Knut Anders Hatlen commented on DERBY-2911:

> One question: what happens if the clock rotates too fast and reaches
> a synchronized (due to I/O) page? Will it have to wait for the
> synchronization to be lifted, or can the clock jump to the next page
> somehow? Since the background cleaner is used to write most of the
> pages, it (the background cleaner) could potentially be far behind
> the clock if I understand this correctly. If the clock is
> unnecessarily blocked by I/O it's game over ;)

I made a change so that instead of cleaning the page while holding the
synchronization on the cache entry, the keep count was incremented (to
ensure that the page wouldn't get evicted) and the synchronization was
dropped. This didn't change anything, though. And thinking more about
it, that makes sense, since if the clock rotates too fast, there won't
be evictable pages and it's game over anyway...

That said, I think it's a good idea to drop the synchronization while
cleaning since it will increase the concurrency (although not by much,
since the synchronization is much more fine-grained than in Clock). I
think I'll keep it as it is for now and do a cleanup of it later.

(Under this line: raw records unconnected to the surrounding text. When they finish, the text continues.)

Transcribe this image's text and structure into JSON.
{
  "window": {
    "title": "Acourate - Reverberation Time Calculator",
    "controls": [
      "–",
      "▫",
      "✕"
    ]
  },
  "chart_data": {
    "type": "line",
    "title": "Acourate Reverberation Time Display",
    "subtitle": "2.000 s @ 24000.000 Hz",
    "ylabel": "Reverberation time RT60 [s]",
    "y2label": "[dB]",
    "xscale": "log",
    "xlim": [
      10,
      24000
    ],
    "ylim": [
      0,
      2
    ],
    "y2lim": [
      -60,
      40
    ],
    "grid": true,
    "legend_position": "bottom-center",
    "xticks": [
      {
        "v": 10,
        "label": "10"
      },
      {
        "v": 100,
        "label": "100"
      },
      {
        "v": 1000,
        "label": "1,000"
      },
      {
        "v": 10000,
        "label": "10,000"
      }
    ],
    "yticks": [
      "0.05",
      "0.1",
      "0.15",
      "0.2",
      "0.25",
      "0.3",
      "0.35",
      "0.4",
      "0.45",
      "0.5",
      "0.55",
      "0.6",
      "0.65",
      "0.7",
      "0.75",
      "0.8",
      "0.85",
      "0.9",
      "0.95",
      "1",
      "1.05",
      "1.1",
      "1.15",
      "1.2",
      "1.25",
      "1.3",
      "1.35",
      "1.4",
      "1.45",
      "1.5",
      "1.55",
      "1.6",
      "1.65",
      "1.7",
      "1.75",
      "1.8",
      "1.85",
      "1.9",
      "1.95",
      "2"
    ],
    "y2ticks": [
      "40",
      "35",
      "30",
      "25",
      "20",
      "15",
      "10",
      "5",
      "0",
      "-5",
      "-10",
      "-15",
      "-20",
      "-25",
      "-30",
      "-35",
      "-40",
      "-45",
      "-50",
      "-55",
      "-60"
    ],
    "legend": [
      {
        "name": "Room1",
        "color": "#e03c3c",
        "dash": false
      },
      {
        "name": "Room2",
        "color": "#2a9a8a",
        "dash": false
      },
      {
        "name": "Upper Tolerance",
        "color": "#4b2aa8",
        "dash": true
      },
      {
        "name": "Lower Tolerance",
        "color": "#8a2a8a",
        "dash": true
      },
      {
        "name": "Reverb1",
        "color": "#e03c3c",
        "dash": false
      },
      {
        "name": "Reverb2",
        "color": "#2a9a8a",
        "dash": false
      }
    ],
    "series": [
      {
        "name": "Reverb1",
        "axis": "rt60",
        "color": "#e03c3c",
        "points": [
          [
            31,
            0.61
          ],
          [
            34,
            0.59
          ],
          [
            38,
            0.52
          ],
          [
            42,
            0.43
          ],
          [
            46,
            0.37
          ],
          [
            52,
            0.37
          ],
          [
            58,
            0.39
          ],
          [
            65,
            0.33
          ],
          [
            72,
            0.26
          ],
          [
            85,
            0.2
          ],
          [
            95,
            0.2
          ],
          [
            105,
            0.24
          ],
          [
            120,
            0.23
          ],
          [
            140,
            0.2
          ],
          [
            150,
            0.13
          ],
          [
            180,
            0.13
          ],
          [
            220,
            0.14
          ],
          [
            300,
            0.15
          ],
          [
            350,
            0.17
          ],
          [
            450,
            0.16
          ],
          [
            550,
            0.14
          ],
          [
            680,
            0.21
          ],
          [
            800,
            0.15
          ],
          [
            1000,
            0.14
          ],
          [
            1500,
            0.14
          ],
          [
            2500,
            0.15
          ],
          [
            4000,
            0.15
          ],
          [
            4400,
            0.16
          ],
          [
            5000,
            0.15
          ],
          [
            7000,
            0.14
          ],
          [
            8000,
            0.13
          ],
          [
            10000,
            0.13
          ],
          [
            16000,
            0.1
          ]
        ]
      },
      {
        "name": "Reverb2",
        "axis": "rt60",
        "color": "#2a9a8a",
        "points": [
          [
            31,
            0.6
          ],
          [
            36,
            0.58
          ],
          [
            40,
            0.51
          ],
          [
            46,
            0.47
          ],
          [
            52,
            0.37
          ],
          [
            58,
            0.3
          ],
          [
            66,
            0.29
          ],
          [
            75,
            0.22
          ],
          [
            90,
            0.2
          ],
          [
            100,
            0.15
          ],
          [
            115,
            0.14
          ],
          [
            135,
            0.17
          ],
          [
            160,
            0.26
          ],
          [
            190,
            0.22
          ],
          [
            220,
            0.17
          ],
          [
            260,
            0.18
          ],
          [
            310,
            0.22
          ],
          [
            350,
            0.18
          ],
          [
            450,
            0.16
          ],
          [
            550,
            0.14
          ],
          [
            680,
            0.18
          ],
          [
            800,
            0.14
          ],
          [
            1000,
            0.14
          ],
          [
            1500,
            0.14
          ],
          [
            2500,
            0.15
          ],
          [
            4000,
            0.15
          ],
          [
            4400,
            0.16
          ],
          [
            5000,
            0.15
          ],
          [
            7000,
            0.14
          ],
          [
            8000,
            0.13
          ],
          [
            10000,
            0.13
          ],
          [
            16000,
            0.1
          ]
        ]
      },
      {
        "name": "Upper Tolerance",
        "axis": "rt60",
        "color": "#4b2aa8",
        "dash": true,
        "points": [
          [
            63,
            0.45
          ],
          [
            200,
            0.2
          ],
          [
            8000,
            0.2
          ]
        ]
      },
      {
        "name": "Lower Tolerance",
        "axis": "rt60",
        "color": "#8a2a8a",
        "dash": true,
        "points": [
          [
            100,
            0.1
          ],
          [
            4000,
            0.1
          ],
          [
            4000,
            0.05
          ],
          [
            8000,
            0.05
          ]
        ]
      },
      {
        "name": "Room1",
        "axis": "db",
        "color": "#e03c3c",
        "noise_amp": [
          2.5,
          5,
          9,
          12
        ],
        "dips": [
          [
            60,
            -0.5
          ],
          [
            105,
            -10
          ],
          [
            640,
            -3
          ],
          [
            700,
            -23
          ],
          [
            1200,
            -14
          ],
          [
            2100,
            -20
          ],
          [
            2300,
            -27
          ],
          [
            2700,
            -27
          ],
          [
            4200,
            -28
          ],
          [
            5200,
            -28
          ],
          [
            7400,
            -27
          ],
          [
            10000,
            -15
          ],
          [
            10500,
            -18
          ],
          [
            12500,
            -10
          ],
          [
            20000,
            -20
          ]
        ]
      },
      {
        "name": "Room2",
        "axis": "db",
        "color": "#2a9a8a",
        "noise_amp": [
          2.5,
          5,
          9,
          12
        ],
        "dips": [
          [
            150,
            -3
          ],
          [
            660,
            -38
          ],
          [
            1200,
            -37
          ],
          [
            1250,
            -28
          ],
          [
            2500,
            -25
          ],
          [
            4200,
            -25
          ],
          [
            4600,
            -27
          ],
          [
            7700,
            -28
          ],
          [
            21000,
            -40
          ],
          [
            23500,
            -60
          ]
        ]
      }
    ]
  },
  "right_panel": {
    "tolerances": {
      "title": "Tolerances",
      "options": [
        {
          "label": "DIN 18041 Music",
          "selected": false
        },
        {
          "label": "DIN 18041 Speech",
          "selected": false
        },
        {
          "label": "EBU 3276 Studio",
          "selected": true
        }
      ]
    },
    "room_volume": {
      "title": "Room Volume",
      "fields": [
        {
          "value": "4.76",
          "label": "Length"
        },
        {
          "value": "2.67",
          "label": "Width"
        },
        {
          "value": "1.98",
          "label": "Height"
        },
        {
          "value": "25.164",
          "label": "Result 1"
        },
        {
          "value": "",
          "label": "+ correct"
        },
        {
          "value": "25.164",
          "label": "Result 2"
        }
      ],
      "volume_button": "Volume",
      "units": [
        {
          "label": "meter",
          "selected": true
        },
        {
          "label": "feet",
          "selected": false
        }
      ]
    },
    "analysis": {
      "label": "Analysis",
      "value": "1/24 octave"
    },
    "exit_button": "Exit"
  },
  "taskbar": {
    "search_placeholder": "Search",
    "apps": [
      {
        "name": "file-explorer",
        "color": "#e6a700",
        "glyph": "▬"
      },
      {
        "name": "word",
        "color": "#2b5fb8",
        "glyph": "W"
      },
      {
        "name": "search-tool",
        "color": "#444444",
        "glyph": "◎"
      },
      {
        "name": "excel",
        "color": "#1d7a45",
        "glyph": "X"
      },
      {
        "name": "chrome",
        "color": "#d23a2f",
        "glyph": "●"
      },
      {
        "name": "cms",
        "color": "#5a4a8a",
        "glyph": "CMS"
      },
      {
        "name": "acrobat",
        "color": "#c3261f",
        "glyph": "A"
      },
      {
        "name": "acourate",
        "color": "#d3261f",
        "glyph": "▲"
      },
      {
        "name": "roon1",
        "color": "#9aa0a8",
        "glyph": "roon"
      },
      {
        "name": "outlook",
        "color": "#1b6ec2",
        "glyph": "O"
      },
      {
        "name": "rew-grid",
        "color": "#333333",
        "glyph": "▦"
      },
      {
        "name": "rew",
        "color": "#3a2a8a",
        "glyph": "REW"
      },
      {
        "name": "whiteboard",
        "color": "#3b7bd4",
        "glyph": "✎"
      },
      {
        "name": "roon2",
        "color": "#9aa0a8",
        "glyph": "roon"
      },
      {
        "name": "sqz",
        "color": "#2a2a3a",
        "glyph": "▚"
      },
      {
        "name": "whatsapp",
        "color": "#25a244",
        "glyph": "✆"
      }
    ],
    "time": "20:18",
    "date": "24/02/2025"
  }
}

Another potential concurrency improvement for the replacement
algorithm is to protect the clock with a
java.util.concurrent.locks.ReadWriteLock instead of synchronization on
the clock. Then we don't have to lock the clock structure exclusively
unless the clock needs to grow or shrink.

> Implement a buffer manager using java.util.concurrent classes
> -------------------------------------------------------------
>                 Key: DERBY-2911
>                 URL: https://issues.apache.org/jira/browse/DERBY-2911
>             Project: Derby
>          Issue Type: Improvement
>          Components: Performance, Services
>    Affects Versions:
>            Reporter: Knut Anders Hatlen
>            Assignee: Knut Anders Hatlen
>            Priority: Minor
>         Attachments: cleaner.diff, cleaner.tar, d2911-1.diff, d2911-1.stat, d2911-2.diff,
d2911-3.diff, d2911-4.diff, d2911-5.diff, d2911-6.diff, d2911-6.stat, d2911-7.diff, d2911-7a.diff,
d2911-entry-javadoc.diff, d2911-unused.diff, d2911-unused.stat, d2911perf.java, perftest6.pdf
> There are indications that the buffer manager is a bottleneck for some types of multi-user
load. For instance, Anders Morken wrote this in a comment on DERBY-1704: "With a separate
table and index for each thread (to remove latch contention and lock waits from the equation)
we (...) found that org.apache.derby.impl.services.cache.Clock.find()/release() caused about
5 times more contention than the synchronization in LockSet.lockObject() and LockSet.unlock().
That might be an indicator of where to apply the next push".
> It would be interesting to see the scalability and performance of a buffer manager which
exploits the concurrency utilities added in Java SE 5.